Restaurants that already use a CRM or reservation platform should avoid duplicate entry. The integration layer should map ChefNet records into the existing system when a stable API or approved connector is available. A lite CRM remains useful for pilots and smaller operators that do not yet have a source of truth.
Languages, privacy and human escalation
Multilingual support is valuable only when the system understands the restaurant's menu, policies and local terminology in each supported language. A smaller verified language set is safer than a long list with untested booking behaviour.
Voice interactions may involve privacy, consumer-protection and telecommunications requirements that vary by market and provider. Restaurants should use a clear disclosure script, minimize retained data, define transcript retention and review processor agreements before a pilot. This guide is an operating framework, not legal advice.
Human escalation should be designed before launch. High-risk allergy questions, complaints, uncertain availability, payment disputes and unusual event requests should reach an authorized employee with the conversation context attached.
A pilot scorecard for restaurant teams
A pilot should answer whether the system improves a real operating outcome.

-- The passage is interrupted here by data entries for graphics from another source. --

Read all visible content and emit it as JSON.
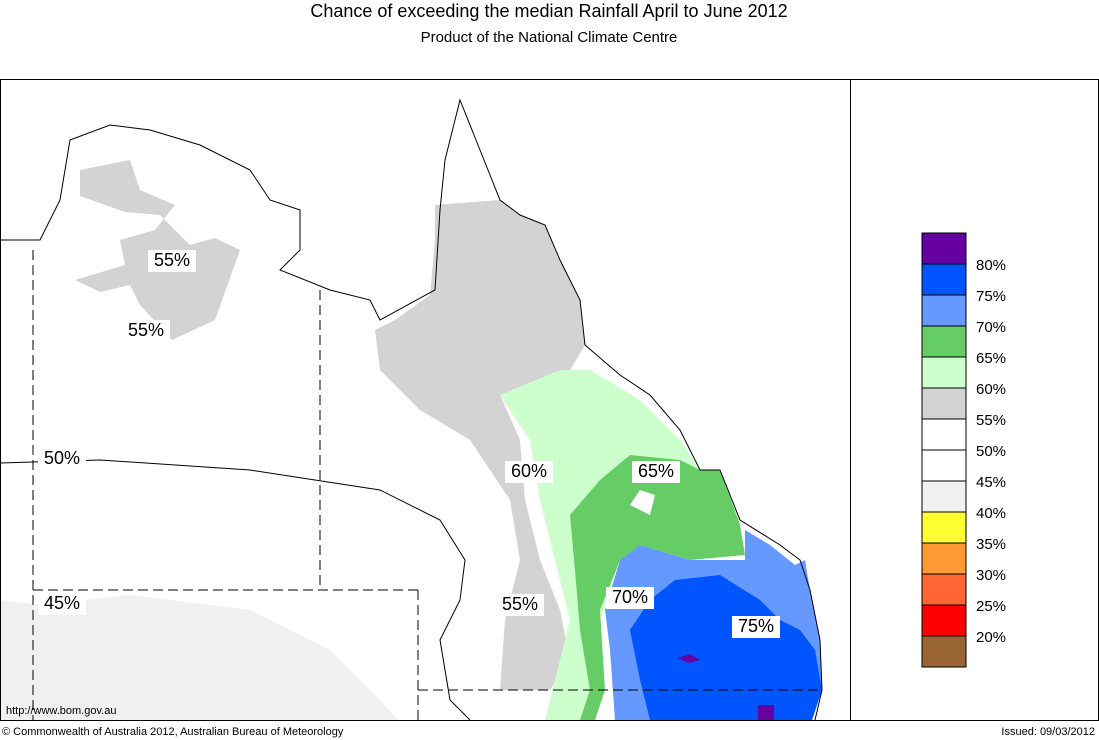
{
  "header": {
    "title": "Chance of exceeding the median Rainfall April to June 2012",
    "subtitle": "Product of the National Climate Centre"
  },
  "map": {
    "labels": [
      "55%",
      "55%",
      "50%",
      "45%",
      "60%",
      "65%",
      "70%",
      "55%",
      "75%"
    ]
  },
  "legend": {
    "colors": [
      "#6600a0",
      "#0055ff",
      "#6699ff",
      "#66cc66",
      "#ccffcc",
      "#d3d3d3",
      "#ffffff",
      "#ffffff",
      "#f0f0f0",
      "#ffff33",
      "#ff9933",
      "#ff6633",
      "#ff0000",
      "#996633"
    ],
    "labels": [
      "80%",
      "75%",
      "70%",
      "65%",
      "60%",
      "55%",
      "50%",
      "45%",
      "40%",
      "35%",
      "30%",
      "25%",
      "20%"
    ]
  },
  "footer": {
    "url": "http://www.bom.gov.au",
    "copyright": "© Commonwealth of Australia 2012, Australian Bureau of Meteorology",
    "issued": "Issued: 09/03/2012"
  }
}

Track a small set of measures with clear definitions:
| Measure | Definition | Why it matters |
|---|---|---|
| Answer rate | Calls answered divided by eligible inbound calls | Shows whether guest demand is being captured |
| Booking completion | Confirmed bookings divided by booking-intent calls | Separates conversations from useful outcomes |
| Escalation quality | Exceptions with complete context divided by all escalations | Measures staff handoff, not just automation |
| No-show rate | No-show bookings divided by confirmed bookings | Tests confirmation and deposit policy |
| Correction rate | Records requiring staff correction divided by AI-created records | Reveals data quality and operational risk |
Review call samples and exceptions weekly. A high answer rate with incorrect booking records is not success. The target is a reliable guest outcome with less staff interruption.
How ChefNet approaches the workflow
ChefNet is being built around a narrow HoReCa loop: an AI receptionist handles defined calls, booking information moves into a restaurant dashboard, configurable confirmations or deposits support attendance, and guest history remains available for future service.

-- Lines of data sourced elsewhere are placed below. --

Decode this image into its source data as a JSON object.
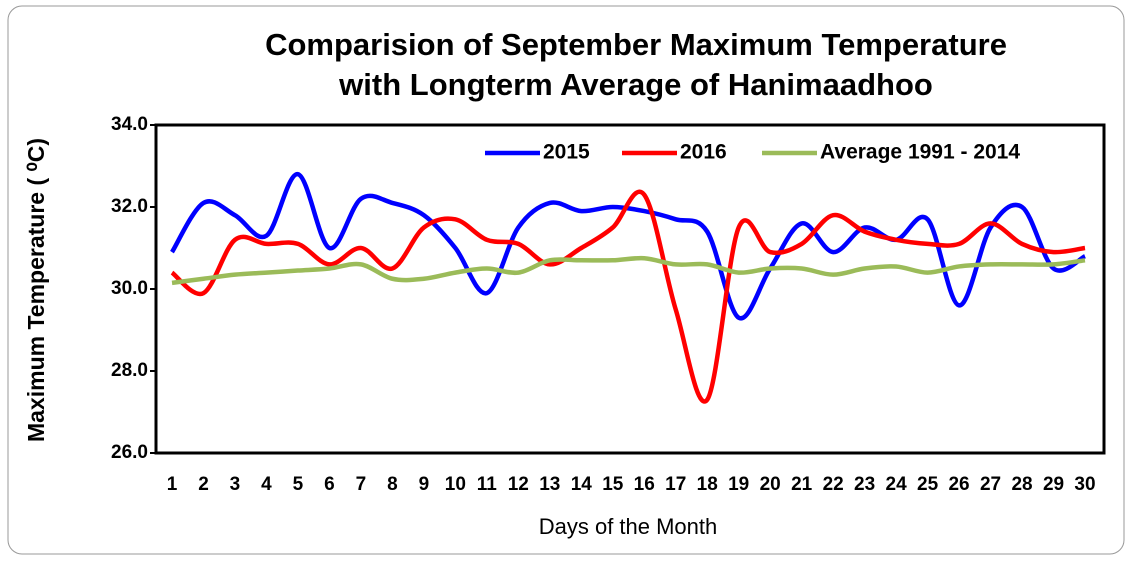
{
  "chart_data": {
    "type": "line",
    "title": [
      "Comparision of September Maximum Temperature",
      "with Longterm Average of Hanimaadhoo"
    ],
    "x_label": "Days of the Month",
    "y_label": "Maximum Temperature ( ⁰C)",
    "categories": [
      "1",
      "2",
      "3",
      "4",
      "5",
      "6",
      "7",
      "8",
      "9",
      "10",
      "11",
      "12",
      "13",
      "14",
      "15",
      "16",
      "17",
      "18",
      "19",
      "20",
      "21",
      "22",
      "23",
      "24",
      "25",
      "26",
      "27",
      "28",
      "29",
      "30"
    ],
    "series": [
      {
        "name": "2015",
        "color": "#0000ff",
        "values": [
          30.9,
          32.1,
          31.8,
          31.3,
          32.8,
          31.0,
          32.2,
          32.1,
          31.8,
          31.0,
          29.9,
          31.5,
          32.1,
          31.9,
          32.0,
          31.9,
          31.7,
          31.4,
          29.3,
          30.5,
          31.6,
          30.9,
          31.5,
          31.2,
          31.7,
          29.6,
          31.5,
          32.0,
          30.5,
          30.8
        ]
      },
      {
        "name": "2016",
        "color": "#ff0000",
        "values": [
          30.4,
          29.9,
          31.2,
          31.1,
          31.1,
          30.6,
          31.0,
          30.5,
          31.5,
          31.7,
          31.2,
          31.1,
          30.6,
          31.0,
          31.5,
          32.3,
          29.5,
          27.3,
          31.5,
          30.9,
          31.1,
          31.8,
          31.4,
          31.2,
          31.1,
          31.1,
          31.6,
          31.1,
          30.9,
          31.0
        ]
      },
      {
        "name": "Average 1991 - 2014",
        "color": "#9bbb59",
        "values": [
          30.15,
          30.25,
          30.35,
          30.4,
          30.45,
          30.5,
          30.6,
          30.25,
          30.25,
          30.4,
          30.5,
          30.4,
          30.7,
          30.7,
          30.7,
          30.75,
          30.6,
          30.6,
          30.4,
          30.5,
          30.5,
          30.35,
          30.5,
          30.55,
          30.4,
          30.55,
          30.6,
          30.6,
          30.6,
          30.7
        ]
      }
    ],
    "ylim": [
      26,
      34
    ],
    "yticks": [
      {
        "value": 26,
        "label": "26.0"
      },
      {
        "value": 28,
        "label": "28.0"
      },
      {
        "value": 30,
        "label": "30.0"
      },
      {
        "value": 32,
        "label": "32.0"
      },
      {
        "value": 34,
        "label": "34.0"
      }
    ],
    "legend": "upper right",
    "grid": false,
    "smooth": true
  }
}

The current product direction prioritizes German, English and Turkish for the first restaurant pilots. Advanced avatar customization, broad personal-assistant calling and deep third-party CRM connectors remain separate roadmap items until the core booking workflow is validated.
Frequently asked questions
What is an AI receptionist for HoReCa?
It is a voice or messaging system that handles defined guest conversations for hospitality businesses, such as opening-hours questions, table requests and booking confirmations, while escalating exceptions to staff.
Can it prevent every restaurant no-show?
No. It can support confirmations, cancellation rules and optional deposits, but restaurants should measure results against their own baseline and maintain clear exception policies.
What data should move from a call into a CRM?
Only operationally necessary data: contact details, date, time, party size, confirmed dietary notes, consent state and booking status, subject to applicable privacy requirements.
Editorial disclosure: ChefNet publishes this guide and develops the product described in the final section. Operational recommendations are separated from product claims. Product capabilities can change as pilots progress. Last reviewed July 13, 2026.